Le président américain Barack Obama a estimé mercredi que l’Iran avait un rôle à jouer pour mettre fin au conflit syrien, lors d’une conférence de presse à Washington.

« Nous ne résoudrons pas les problèmes en Syrie sans l’implication des Russes, des Iraniens, des Turcs, de nos partenaires du Golfe », a expliqué Barack Obama à la Maison Blanche.

« C’est très chaotique, il y a trop de factions, il y a trop d’argent et d’armes qui inondent la zone ».

« Pour que nous puissions résoudre (le conflit), il faudra que les grandes puissances intéressées par la Syrie s’accordent pour dire que ce ne sera pas gagné sur le champ de bataille, et l’Iran est l’un de ces acteurs, et il est important qu’ils participent à cette conversation », a déclaré Barack Obama.

Le président américain était interrogé sur d’éventuelles nouvelles coopérations régionales entre l’Iran et les Etats-Unis, au lendemain de la conclusion à Vienne d’un accord nucléaire entre les grandes puissances et la République islamique.

Barack Obama a évoqué la lutte contre le groupe Etat islamique (EI) en Irak. Il a évoqué le fait que les Iraniens coopèrent avec le Premier ministre Haider al-Abadi et soutiennent des milices chiites, notamment par la présence de conseillers militaires.

« Nous n’avons pas rétabli, et je n’anticipe pas que nous allons restaurer à court terme des relations diplomatiques normales avec l’Iran, et je ne prévois pas de séries d’accords formels avec l’Iran sur la manière dont nous conduisons notre campagne contre l’EI, mais il est évident que l’Iran a de l’influence en Irak », a relevé Barack Obama.

Le vice-chancelier allemand va se rendre en Iran à partir de dimanche

Le vice-chancelier et ministre de l’Economie allemand, Sigmar Gabriel, va se rendre en Iran dimanche, a-t-on appris mercredi auprès de ses services, au lendemain de l’accord entre Téhéran et les grandes puissances sur le nucléaire iranien.

Gabriel, actuellement en voyage en Chine, va se rendre en Iran dimanche et y séjourner jusqu’à mardi prochain « avec une petite délégation composée de représentants des secteurs allemands de l’économie et de la science », a indiqué à l’AFP une porte-parole du ministère, sans autres précisions.

Cette annonce intervient après la conclusion mardi matin d’un accord historique entre Téhéran et les grandes puissances sur le nucléaire iranien qui va permettre une levée progressive des sanctions internationales contre l’Iran qui impactaient lourdement son économie.

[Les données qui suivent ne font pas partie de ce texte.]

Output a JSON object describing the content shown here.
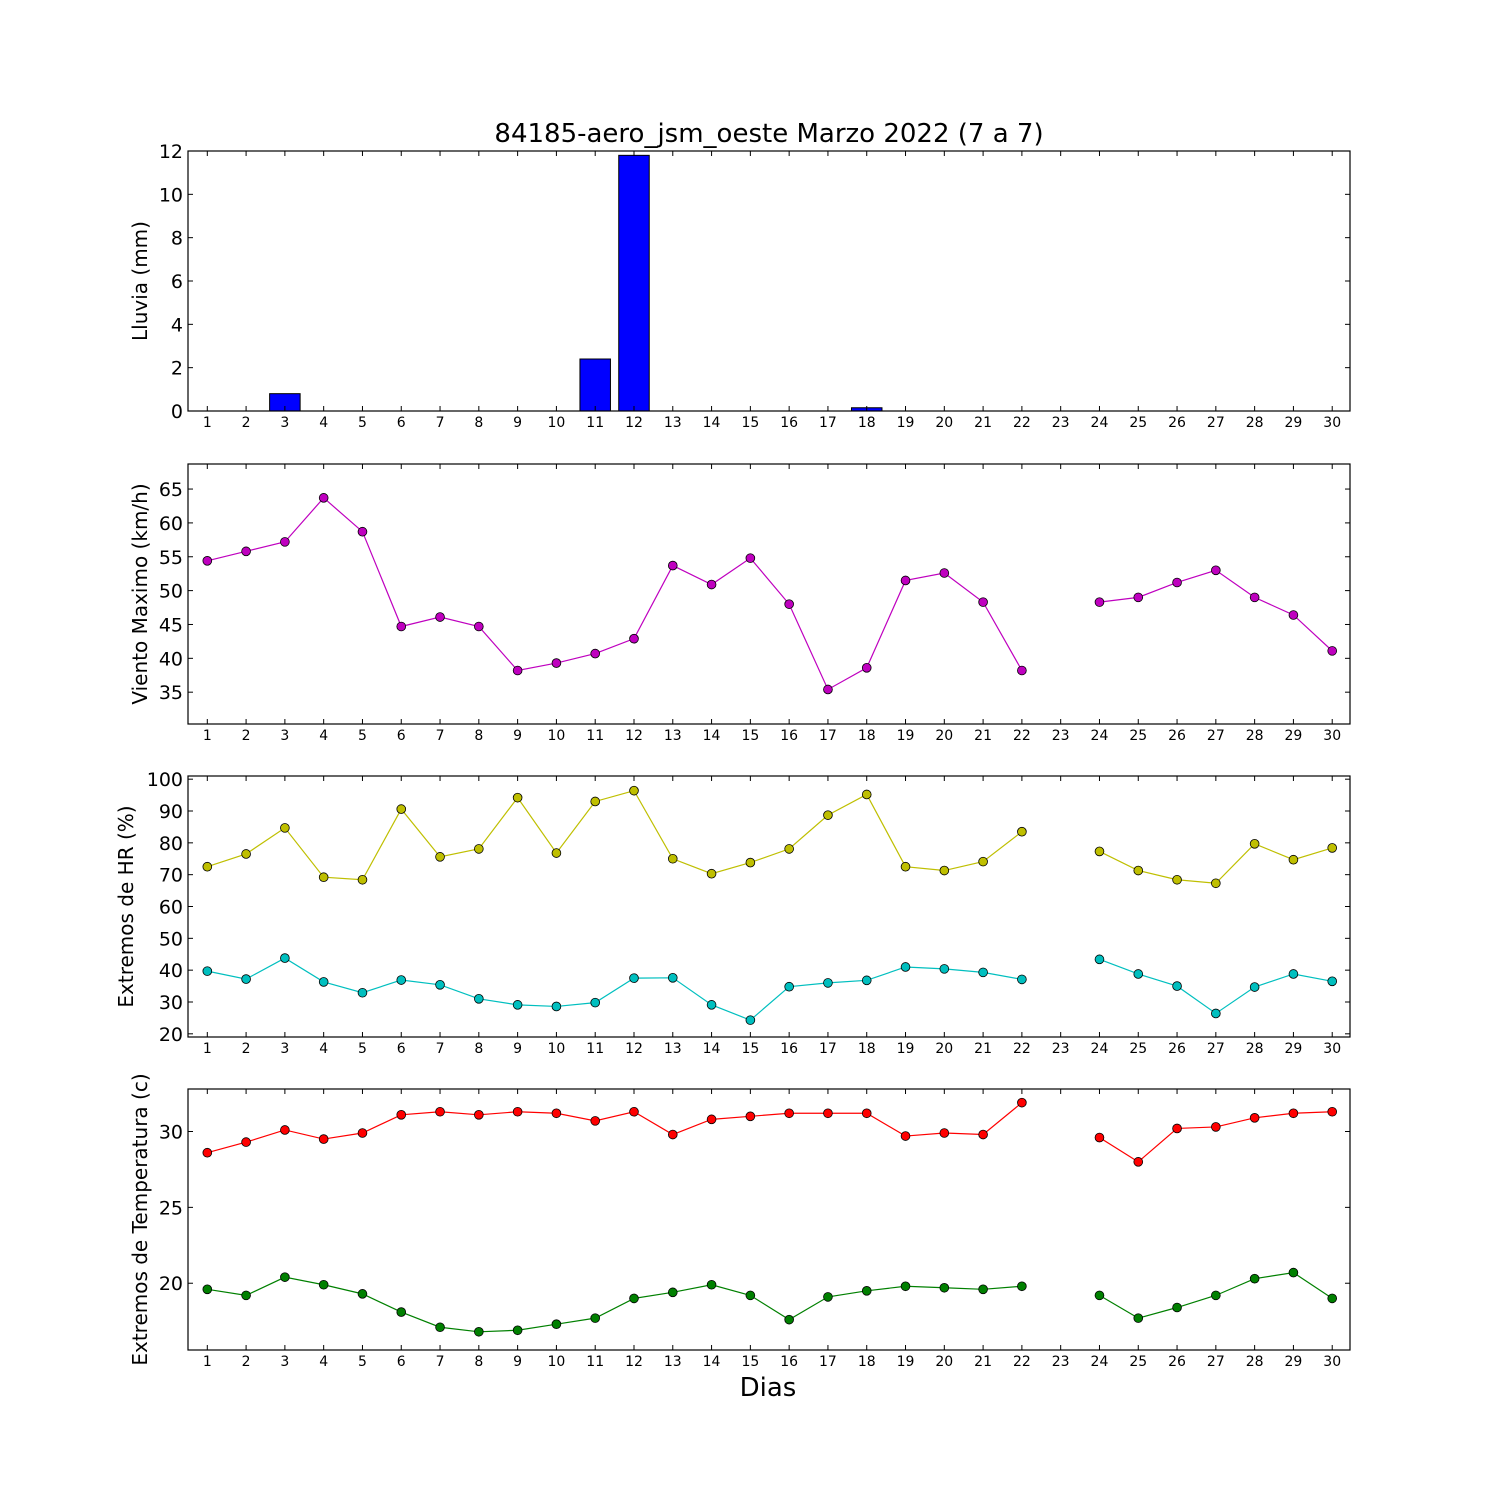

Mardi, dans la foulée de l’accord, une porte-parole de Gabriel avait déjà indiqué que des « réflexions » étaient en cours « au ministère de l’Economie pour un voyage prochainement en Iran ».

Sans donner de dates, elle avait fait part d’un « grand intérêt du côté de l’économie allemande pour une normalisation et un renforcement des relations économiques avec l’Iran ».

La Fédération allemande des chambres de commerce et d’industrie (DIHK) avait, de son côté, affirmé que son président Eric Schweitzer avait été convié à accompagner en Iran de dimanche à mardi Sigmar Gabriel.

La perspective d’un voyage de Gabriel dans la République islamique avait également été saluée mardi par la puissante fédération allemande de l’industrie BDI, qui juge « réaliste » un volume d’exportations allemandes vers l’Iran à moyen terme de plus de 10 milliards d’euros, contre 2,4 milliards d’euros en 2014.

De « nouvelles chances » se présentent notamment pour les secteurs allemands des machines-outils, de l’automobile et de la chimie, estimait le BDI.

Pour sa part, la fédération allemande des machines-outils VDMA avait chiffré à 8 milliards d’euros le potentiel du marché iranien dans ce secteur. « Une part de marché de 15 % à 20 % aussi bien pour les machines-outils allemandes qu’italiennes serait un grand succès », estimait la VDMA dans un communiqué.

Un peu plus tôt mercredi, le chef de la diplomatie française, Laurent Fabius, avait lui aussi annoncé son intention de se rendre prochainement en visite en Iran. M. Fabius n’a en revanche pas précisé à quelle date il pourrait effectuer cette visite.

A l’issue d’intenses négociations, l’Iran et le groupe P5+1 (Etats-Unis, Russie, Chine, France, Royaume-Uni et Allemagne) ont conclu mardi un accord avec Téhéran sur son programme nucléaire qui doit rester essentiellement civil, permettant de solder un dossier qui a empoisonné les relations internationales depuis douze ans.